Why Do Composite Index Column Ordering and Selectivity Matter?
Leftmost Prefix Matching
Composite indexes combine multiple columns into one index. Column order matters: the index is sorted by the first column, then by the second within each first-column value, and so on. An index on (A, B, C) can efficiently serve queries filtering on A alone, (A, B), or (A, B, C). But it cannot efficiently serve queries filtering on B alone or (B, C) because B is not sorted globally, only within each A value. This "leftmost prefix" rule means you must include leading columns in your WHERE clause to use the index.
Selectivity Ordering
Selectivity (what fraction of rows match a condition) determines optimal column order. Place the most selective column first to eliminate the most rows earliest.

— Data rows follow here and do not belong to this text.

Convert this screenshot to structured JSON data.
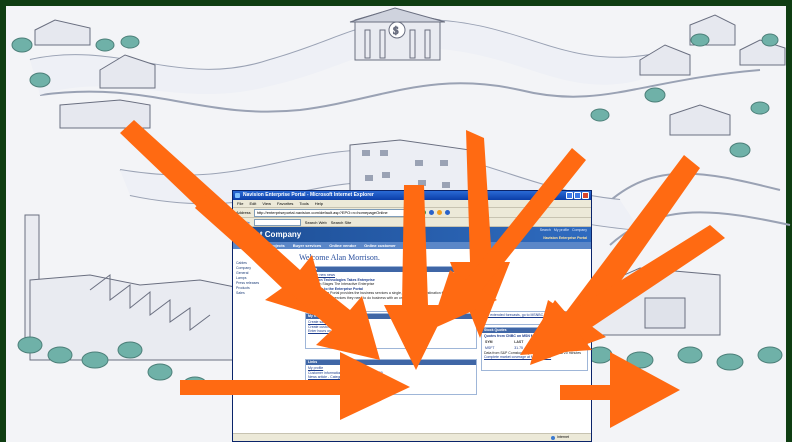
{
  "window": {
    "title": "Navision Enterprise Portal - Microsoft Internet Explorer",
    "menu": [
      "File",
      "Edit",
      "View",
      "Favorites",
      "Tools",
      "Help"
    ],
    "address_label": "Address",
    "address_value": "http://enterpriseportal.navision.com/default.asp?EPO=n=homepageOnline",
    "google_label": "Google",
    "search_web": "Search Web",
    "search_site": "Search Site"
  },
  "portal": {
    "company": "Bright Company",
    "top_links": [
      "Search",
      "My profile",
      "Company"
    ],
    "brand": "Navision Enterprise Portal",
    "nav": [
      "Projects",
      "Buyer services",
      "Online vendor",
      "Online customer"
    ],
    "welcome": "Welcome Alan Morrison.",
    "left_nav": [
      "Cables",
      "Company",
      "General",
      "Lamps",
      "Press releases",
      "Products",
      "Sales"
    ],
    "news": {
      "header": "News",
      "items": [
        "Create new news",
        "Navision Technologies Takes Enterprise",
        "Navision Stages The Interactive Enterprise",
        "Welcome to the Enterprise Portal",
        "An Enterprise Portal provides the business services a single, personalized destination for the key information and services they need to do business with an organization."
      ]
    },
    "tasks": {
      "header": "My frequent Tasks",
      "items": [
        "Create sales order",
        "Create customer",
        "Enter hours on a project"
      ]
    },
    "links": {
      "header": "Links",
      "items": [
        "My profile",
        "Customer information - Customer account: 4689",
        "News article - Category - Company"
      ]
    },
    "forecast": {
      "text": "For extended forecasts, go to MSNBC.com"
    },
    "stock": {
      "header": "Stock Quotes",
      "subtitle": "Quotes from CNBC on MSN Money",
      "columns": [
        "SYM",
        "LAST",
        "CHANGE"
      ],
      "rows": [
        [
          "MSFT",
          "31.75",
          "1.03"
        ]
      ],
      "note": "Data from S&P Comstock - quotes delayed at least 20 minutes",
      "link": "Complete market coverage at MSNBC.com"
    }
  },
  "status": {
    "zone": "Internet"
  },
  "colors": {
    "arrow": "#ff6a12",
    "background": "#0f3d12",
    "ie_title": "#0b3ea8"
  }
}
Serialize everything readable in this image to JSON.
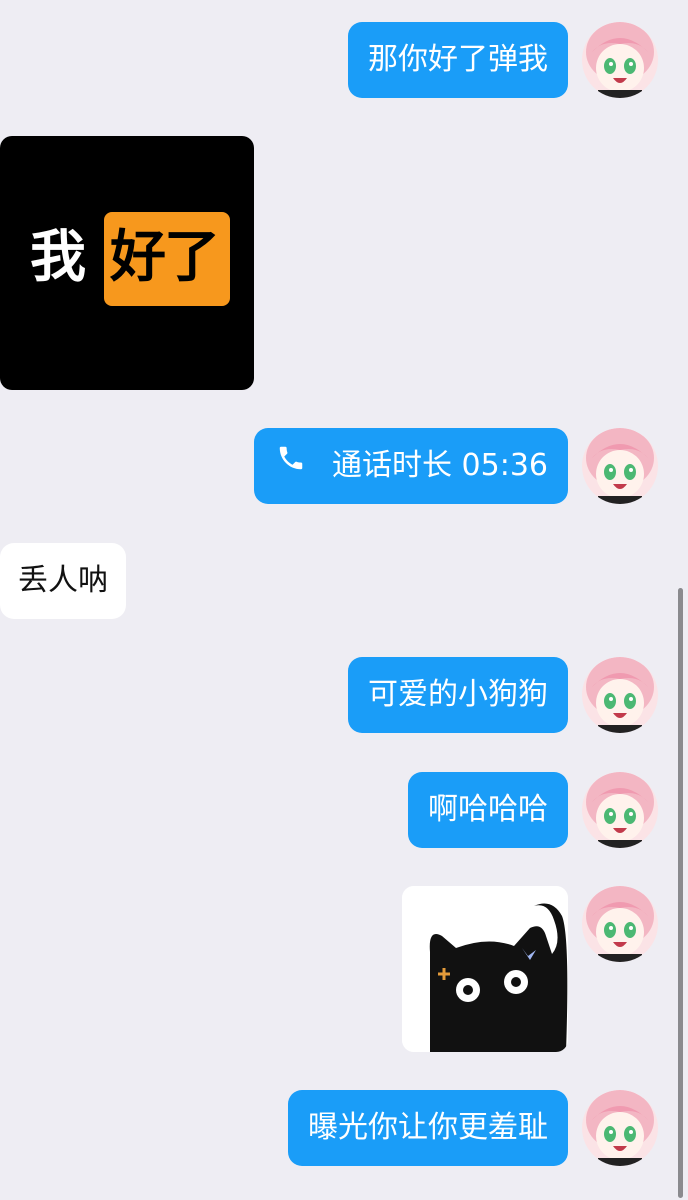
{
  "messages": {
    "m1": "那你好了弹我",
    "m2_sticker_text": [
      "我",
      "好了"
    ],
    "m3_call": "通话时长 05:36",
    "m4": "丢人呐",
    "m5": "可爱的小狗狗",
    "m6": "啊哈哈哈",
    "m8": "曝光你让你更羞耻"
  },
  "icons": {
    "call": "phone-icon",
    "avatar": "anime-girl-avatar",
    "sticker_cat": "black-cat-sticker"
  },
  "colors": {
    "outgoing_bubble": "#1a9df8",
    "incoming_bubble": "#ffffff",
    "background": "#eeedf3",
    "sticker_orange": "#f7981d"
  }
}
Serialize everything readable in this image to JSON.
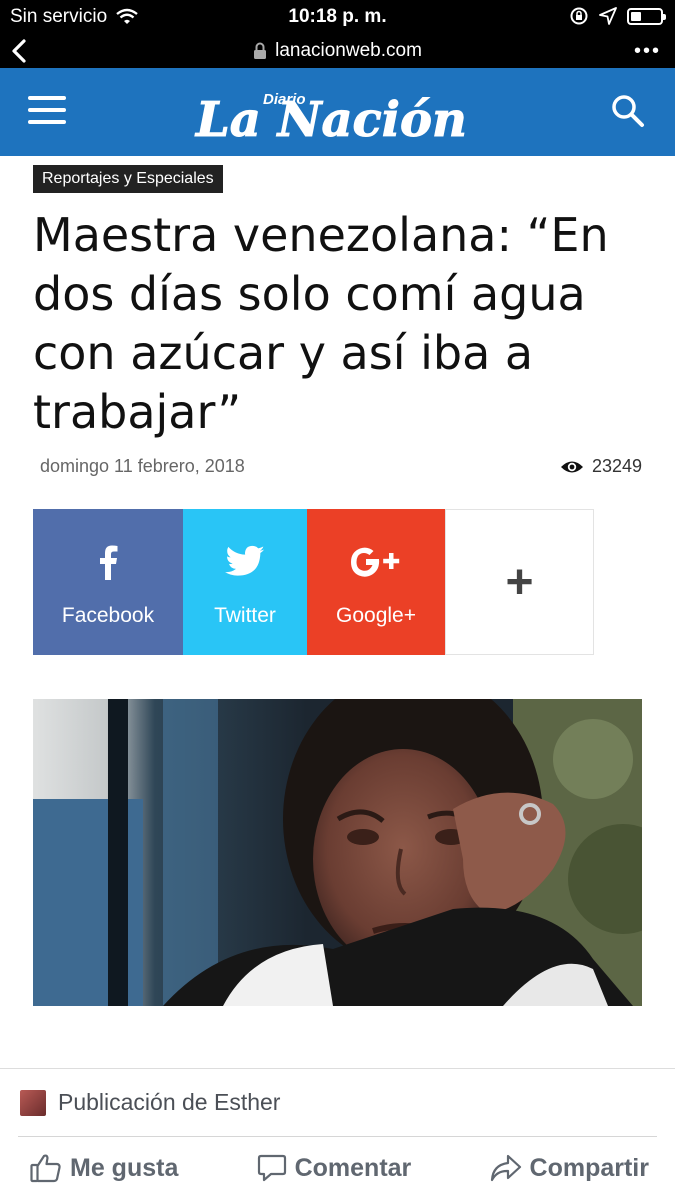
{
  "status_bar": {
    "carrier": "Sin servicio",
    "time": "10:18 p. m.",
    "icons": [
      "wifi-icon",
      "rotation-lock-icon",
      "location-icon",
      "battery-icon"
    ],
    "battery_level": 0.3
  },
  "browser": {
    "url": "lanacionweb.com",
    "back_icon": "chevron-left-icon",
    "lock_icon": "lock-icon",
    "more_icon": "ellipsis-icon"
  },
  "site_header": {
    "logo_small": "Diario",
    "logo_main": "La Nación",
    "accent_color": "#1e73be",
    "menu_icon": "hamburger-icon",
    "search_icon": "search-icon"
  },
  "article": {
    "category": "Reportajes y Especiales",
    "title": "Maestra venezolana: “En dos días solo comí agua con azúcar y así iba a trabajar”",
    "date": "domingo 11 febrero, 2018",
    "views": "23249",
    "views_icon": "eye-icon"
  },
  "share": {
    "facebook": {
      "label": "Facebook",
      "color": "#516eab",
      "icon": "facebook-icon"
    },
    "twitter": {
      "label": "Twitter",
      "color": "#29c5f6",
      "icon": "twitter-icon"
    },
    "google": {
      "label": "Google+",
      "color": "#eb4026",
      "icon": "google-plus-icon"
    },
    "more": {
      "label": "+",
      "icon": "plus-icon"
    }
  },
  "facebook_footer": {
    "publication": "Publicación de Esther",
    "like": "Me gusta",
    "comment": "Comentar",
    "share": "Compartir"
  }
}
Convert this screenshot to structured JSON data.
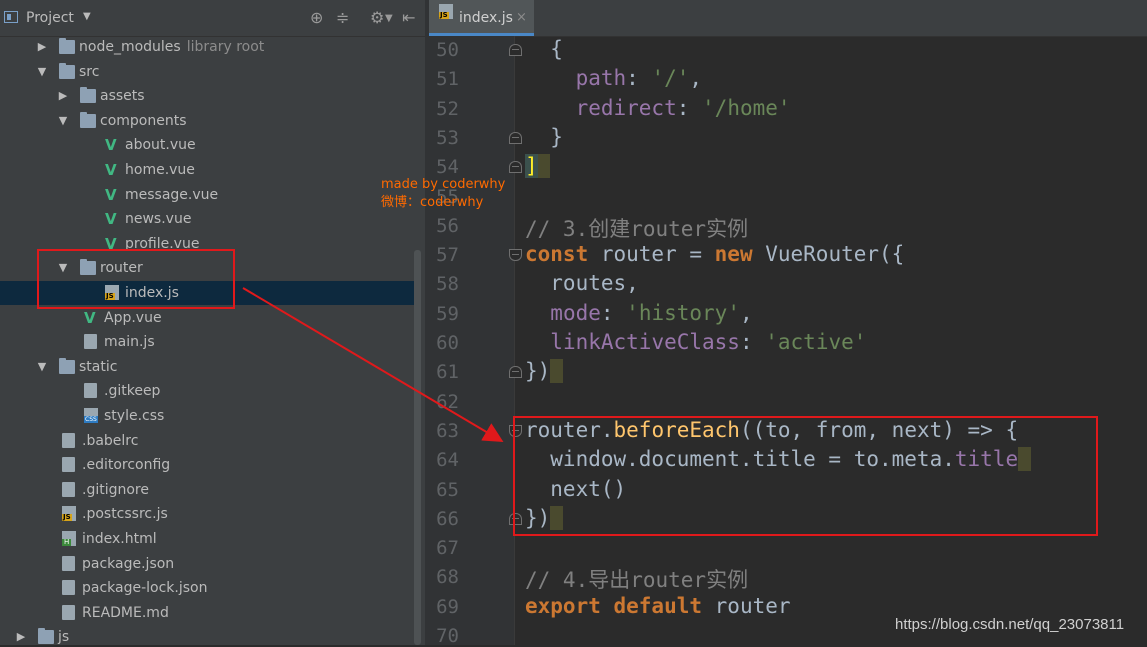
{
  "project_panel": {
    "title": "Project",
    "tree": [
      {
        "label": "node_modules",
        "sub": "library root",
        "kind": "folder",
        "depth": 1,
        "expanded": false
      },
      {
        "label": "src",
        "kind": "folder",
        "depth": 1,
        "expanded": true
      },
      {
        "label": "assets",
        "kind": "folder",
        "depth": 2,
        "expanded": false
      },
      {
        "label": "components",
        "kind": "folder",
        "depth": 2,
        "expanded": true
      },
      {
        "label": "about.vue",
        "kind": "vue",
        "depth": 3
      },
      {
        "label": "home.vue",
        "kind": "vue",
        "depth": 3
      },
      {
        "label": "message.vue",
        "kind": "vue",
        "depth": 3
      },
      {
        "label": "news.vue",
        "kind": "vue",
        "depth": 3
      },
      {
        "label": "profile.vue",
        "kind": "vue",
        "depth": 3
      },
      {
        "label": "router",
        "kind": "folder",
        "depth": 2,
        "expanded": true
      },
      {
        "label": "index.js",
        "kind": "js",
        "depth": 3,
        "selected": true
      },
      {
        "label": "App.vue",
        "kind": "vue",
        "depth": 2
      },
      {
        "label": "main.js",
        "kind": "file",
        "depth": 2
      },
      {
        "label": "static",
        "kind": "folder",
        "depth": 1,
        "expanded": true
      },
      {
        "label": ".gitkeep",
        "kind": "file",
        "depth": 2
      },
      {
        "label": "style.css",
        "kind": "css",
        "depth": 2
      },
      {
        "label": ".babelrc",
        "kind": "file",
        "depth": 1
      },
      {
        "label": ".editorconfig",
        "kind": "file",
        "depth": 1
      },
      {
        "label": ".gitignore",
        "kind": "file",
        "depth": 1
      },
      {
        "label": ".postcssrc.js",
        "kind": "js",
        "depth": 1
      },
      {
        "label": "index.html",
        "kind": "html",
        "depth": 1
      },
      {
        "label": "package.json",
        "kind": "file",
        "depth": 1
      },
      {
        "label": "package-lock.json",
        "kind": "file",
        "depth": 1
      },
      {
        "label": "README.md",
        "kind": "file",
        "depth": 1
      },
      {
        "label": "js",
        "kind": "folder",
        "depth": 0,
        "expanded": false
      }
    ]
  },
  "editor": {
    "tab_label": "index.js",
    "tab_close": "×",
    "lines": [
      {
        "n": "50",
        "tokens": [
          [
            "p",
            "  {"
          ]
        ]
      },
      {
        "n": "51",
        "tokens": [
          [
            "p",
            "    "
          ],
          [
            "prop",
            "path"
          ],
          [
            "p",
            ": "
          ],
          [
            "str",
            "'/'"
          ],
          [
            "p",
            ","
          ]
        ]
      },
      {
        "n": "52",
        "tokens": [
          [
            "p",
            "    "
          ],
          [
            "prop",
            "redirect"
          ],
          [
            "p",
            ": "
          ],
          [
            "str",
            "'/home'"
          ]
        ]
      },
      {
        "n": "53",
        "tokens": [
          [
            "p",
            "  }"
          ]
        ]
      },
      {
        "n": "54",
        "tokens": [
          [
            "bkt",
            "]"
          ]
        ]
      },
      {
        "n": "55",
        "tokens": []
      },
      {
        "n": "56",
        "tokens": [
          [
            "cmt",
            "// 3.创建router实例"
          ]
        ]
      },
      {
        "n": "57",
        "tokens": [
          [
            "kw",
            "const"
          ],
          [
            "p",
            " router = "
          ],
          [
            "kw",
            "new"
          ],
          [
            "p",
            " VueRouter({"
          ]
        ]
      },
      {
        "n": "58",
        "tokens": [
          [
            "p",
            "  routes,"
          ]
        ]
      },
      {
        "n": "59",
        "tokens": [
          [
            "p",
            "  "
          ],
          [
            "prop",
            "mode"
          ],
          [
            "p",
            ": "
          ],
          [
            "str",
            "'history'"
          ],
          [
            "p",
            ","
          ]
        ]
      },
      {
        "n": "60",
        "tokens": [
          [
            "p",
            "  "
          ],
          [
            "prop",
            "linkActiveClass"
          ],
          [
            "p",
            ": "
          ],
          [
            "str",
            "'active'"
          ]
        ]
      },
      {
        "n": "61",
        "tokens": [
          [
            "p",
            "})"
          ]
        ]
      },
      {
        "n": "62",
        "tokens": []
      },
      {
        "n": "63",
        "tokens": [
          [
            "p",
            "router."
          ],
          [
            "fn",
            "beforeEach"
          ],
          [
            "p",
            "((to, from, next) => {"
          ]
        ]
      },
      {
        "n": "64",
        "tokens": [
          [
            "p",
            "  window.document.title = to.meta."
          ],
          [
            "prop",
            "title"
          ]
        ]
      },
      {
        "n": "65",
        "tokens": [
          [
            "p",
            "  next()"
          ]
        ]
      },
      {
        "n": "66",
        "tokens": [
          [
            "p",
            "})"
          ]
        ]
      },
      {
        "n": "67",
        "tokens": []
      },
      {
        "n": "68",
        "tokens": [
          [
            "cmt",
            "// 4.导出router实例"
          ]
        ]
      },
      {
        "n": "69",
        "tokens": [
          [
            "kw",
            "export default"
          ],
          [
            "p",
            " router"
          ]
        ]
      },
      {
        "n": "70",
        "tokens": []
      }
    ]
  },
  "watermark": {
    "line1": "made by coderwhy",
    "line2": "微博：coderwhy"
  },
  "url_credit": "https://blog.csdn.net/qq_23073811",
  "colors": {
    "annotation_red": "#e0191b",
    "keyword": "#cc7832",
    "string": "#6a8759",
    "property": "#9876aa",
    "function": "#ffc66d",
    "comment": "#808080",
    "watermark": "#ff6a00"
  }
}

If column A filters to 1% of rows and column B filters to 50%, leading with A means the index scan touches 1% of leaf pages. Leading with B would scan 50% first.
Equality vs Range
Equality columns (=) should come before range columns (<, >, BETWEEN). Once a range condition is evaluated, subsequent columns cannot use the index efficiently. For a query WHERE status = active AND created_at > last_week, index on (status, created_at) works well. Index on (created_at, status) cannot use status after the range on created_at.
Index Skip Scan
Some databases can "skip scan" an index even without the leading column, jumping between distinct values of the first column. This works when the first column has few distinct values. But it is slower than a properly-ordered index.